AWS Global Accelerator is a networking service that improves the performance, reliability and security of your online applications using AWS Global Infrastructure. Since AWS Global Accelerator operates at layer 4 of the OSI model, it can be used with any TCP/UDP application. Example use cases include: UDP/TCP based Multi-player gaming, Voice and Video over IP, IoT, Video ingest and FTP uploads, and other use cases such as VPN, Git, and AdTech bidding. 

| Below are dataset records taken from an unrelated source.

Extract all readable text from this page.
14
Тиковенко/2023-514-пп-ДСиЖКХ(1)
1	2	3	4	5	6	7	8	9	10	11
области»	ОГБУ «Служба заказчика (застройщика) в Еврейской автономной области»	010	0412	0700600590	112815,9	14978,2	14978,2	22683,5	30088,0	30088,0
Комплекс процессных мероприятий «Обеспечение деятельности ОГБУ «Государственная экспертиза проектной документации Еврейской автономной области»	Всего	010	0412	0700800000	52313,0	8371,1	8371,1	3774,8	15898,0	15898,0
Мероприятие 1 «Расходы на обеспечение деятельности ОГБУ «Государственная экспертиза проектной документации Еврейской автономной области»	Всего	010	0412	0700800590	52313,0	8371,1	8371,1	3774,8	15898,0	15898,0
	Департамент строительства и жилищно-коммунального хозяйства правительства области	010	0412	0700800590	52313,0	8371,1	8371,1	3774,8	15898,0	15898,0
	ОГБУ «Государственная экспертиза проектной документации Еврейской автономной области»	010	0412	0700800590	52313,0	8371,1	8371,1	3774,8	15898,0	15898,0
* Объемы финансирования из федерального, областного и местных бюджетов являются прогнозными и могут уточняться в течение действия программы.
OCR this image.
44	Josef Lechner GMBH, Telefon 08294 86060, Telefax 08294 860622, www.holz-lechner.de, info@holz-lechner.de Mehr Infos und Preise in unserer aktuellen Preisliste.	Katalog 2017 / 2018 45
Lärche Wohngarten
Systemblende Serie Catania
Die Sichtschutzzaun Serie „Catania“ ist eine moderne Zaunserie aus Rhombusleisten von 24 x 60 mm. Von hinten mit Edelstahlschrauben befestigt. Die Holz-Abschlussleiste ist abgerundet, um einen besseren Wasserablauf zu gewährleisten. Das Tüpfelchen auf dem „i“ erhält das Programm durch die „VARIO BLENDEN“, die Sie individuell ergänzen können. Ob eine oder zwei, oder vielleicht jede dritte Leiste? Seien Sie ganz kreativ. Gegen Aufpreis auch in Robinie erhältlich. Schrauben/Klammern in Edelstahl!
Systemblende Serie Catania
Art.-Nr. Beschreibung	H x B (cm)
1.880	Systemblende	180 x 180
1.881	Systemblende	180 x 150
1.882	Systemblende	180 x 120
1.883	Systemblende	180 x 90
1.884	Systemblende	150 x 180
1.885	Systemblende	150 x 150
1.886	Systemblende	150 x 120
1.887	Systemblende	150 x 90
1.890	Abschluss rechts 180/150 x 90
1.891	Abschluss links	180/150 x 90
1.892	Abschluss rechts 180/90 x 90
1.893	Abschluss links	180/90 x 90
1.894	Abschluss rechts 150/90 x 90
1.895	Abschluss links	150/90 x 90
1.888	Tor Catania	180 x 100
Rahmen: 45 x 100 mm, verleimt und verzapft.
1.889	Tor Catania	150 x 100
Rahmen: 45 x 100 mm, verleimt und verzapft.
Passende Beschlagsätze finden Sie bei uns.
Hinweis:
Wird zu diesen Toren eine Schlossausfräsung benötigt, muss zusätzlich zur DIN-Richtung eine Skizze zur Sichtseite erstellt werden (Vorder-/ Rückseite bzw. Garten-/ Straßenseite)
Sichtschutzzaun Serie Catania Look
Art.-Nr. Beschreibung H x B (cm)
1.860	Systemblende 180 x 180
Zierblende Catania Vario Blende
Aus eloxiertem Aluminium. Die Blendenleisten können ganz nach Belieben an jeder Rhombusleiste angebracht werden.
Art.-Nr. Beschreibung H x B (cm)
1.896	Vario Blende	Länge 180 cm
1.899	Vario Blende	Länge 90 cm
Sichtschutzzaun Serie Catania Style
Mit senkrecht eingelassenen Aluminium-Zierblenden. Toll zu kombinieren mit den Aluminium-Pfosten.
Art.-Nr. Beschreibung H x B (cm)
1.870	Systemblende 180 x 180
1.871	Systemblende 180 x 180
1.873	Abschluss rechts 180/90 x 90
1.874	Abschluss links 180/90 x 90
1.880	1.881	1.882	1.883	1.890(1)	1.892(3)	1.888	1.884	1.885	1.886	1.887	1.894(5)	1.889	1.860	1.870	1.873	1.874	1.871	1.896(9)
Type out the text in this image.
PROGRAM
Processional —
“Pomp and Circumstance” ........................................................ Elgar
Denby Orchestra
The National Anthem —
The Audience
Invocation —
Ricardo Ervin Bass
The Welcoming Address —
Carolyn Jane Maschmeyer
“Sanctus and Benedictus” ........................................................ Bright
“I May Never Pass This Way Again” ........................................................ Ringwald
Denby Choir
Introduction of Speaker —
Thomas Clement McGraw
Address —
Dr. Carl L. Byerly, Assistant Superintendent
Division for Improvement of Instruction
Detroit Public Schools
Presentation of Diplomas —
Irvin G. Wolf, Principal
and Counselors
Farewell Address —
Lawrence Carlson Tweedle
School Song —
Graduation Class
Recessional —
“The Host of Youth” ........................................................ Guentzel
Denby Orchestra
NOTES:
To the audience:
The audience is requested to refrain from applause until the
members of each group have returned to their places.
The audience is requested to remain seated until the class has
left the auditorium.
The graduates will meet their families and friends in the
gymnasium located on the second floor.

AWS Global Accelerator can be deployed in front of your Network Load Balancers, Application Load Balancers, AWS EC2 instances, and Elastic IPs, any of which could serve as regional endpoints for your application. To use this service, create an accelerator, which provides two global static anycast IPv4 addresses that act as a fixed entry point to your application. With Global Accelerator, you can have multiple application endpoints present in single or multiple AWS Regions but they can all be accessed by the same anycast IP address. You then configure your authoritative DNS server to point your web application’s domain name to the accelerator’s dedicated static IPs. These anycast IPs are announced across all Global Accelerator PoPs to route user traffic to the nearest PoP, and then forward them to the regional endpoint over the AWS global network.